Posted by Orrin Judd at February 27, 2004 7:41 AM
Comments

The more I read about Bloom, the more he comes to resemble the late great Zero Mostel.

In the late '70's early '80's he published a "novel" based on mideval gnosticism. It was given a glowing review by one of his acolytes in Time or Newsweek. So, I bought it. It was unreadable. I'm not even sure if the author could have understood it.

I still want to know what Miss Wolf was thinking about, when she invited him up to her apartment.

Posted by: Robert Schwartz at February 27, 2004 1:46 PM

"[D]eliciously broad in the beam"... A man after my own heart.

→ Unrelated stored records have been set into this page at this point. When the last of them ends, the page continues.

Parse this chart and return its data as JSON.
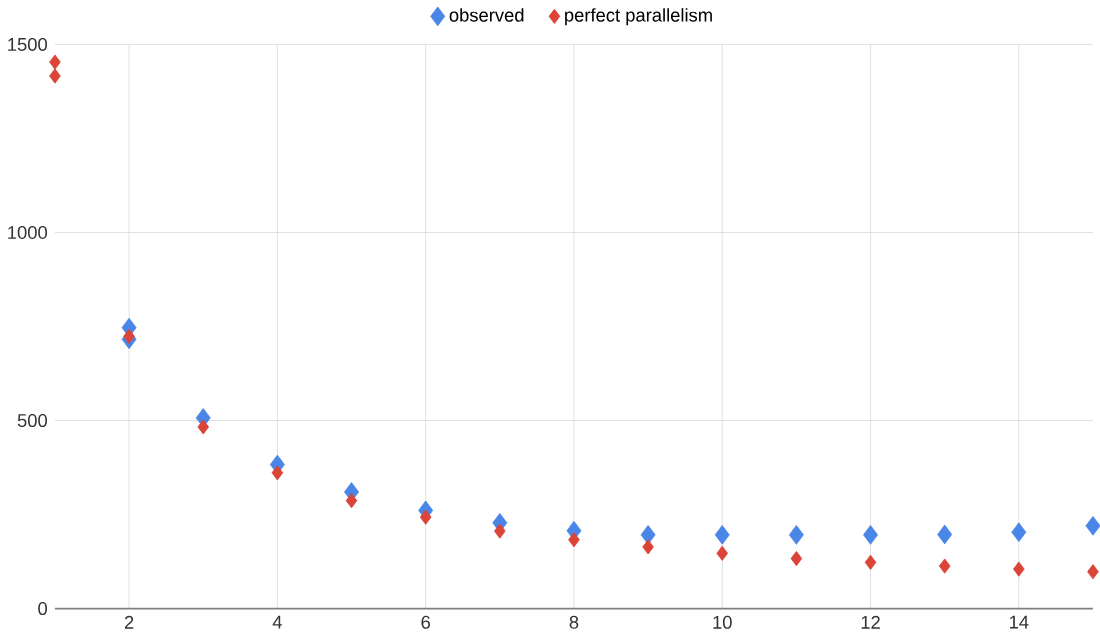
{
  "chart_data": {
    "type": "scatter",
    "marker": "diamond",
    "grid": true,
    "legend": "top",
    "xlim": [
      1,
      15
    ],
    "xticks": [
      2,
      4,
      6,
      8,
      10,
      12,
      14
    ],
    "ylim": [
      0,
      1500
    ],
    "yticks": [
      0,
      500,
      1000,
      1500
    ],
    "series": [
      {
        "name": "observed",
        "color": "#4a86e8",
        "x": [
          2,
          2,
          3,
          4,
          5,
          6,
          7,
          8,
          9,
          10,
          11,
          12,
          13,
          14,
          15
        ],
        "values": [
          747,
          716,
          507,
          383,
          310,
          261,
          228,
          207,
          196,
          196,
          196,
          196,
          197,
          203,
          220
        ]
      },
      {
        "name": "perfect parallelism",
        "color": "#db4437",
        "x": [
          1,
          1,
          2,
          3,
          4,
          5,
          6,
          7,
          8,
          9,
          10,
          11,
          12,
          13,
          14,
          15
        ],
        "values": [
          1453,
          1416,
          724,
          483,
          361,
          287,
          243,
          206,
          183,
          164,
          147,
          133,
          123,
          113,
          105,
          98
        ]
      }
    ]
  }
}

Posted by: Michael Herdegen at February 27, 2004 2:37 PM

A line I wish I could have coined.

Posted by: Jason Johnson at February 27, 2004 4:44 PM

I've read Bloom's "The Western Canon", which is a very readable review of the major works of Western literature. He also wrote "The American Religion" which discusses the decidedly Gnostic character of the homegrown American religious traditions, specifically Mormonism. Both are excellent reads.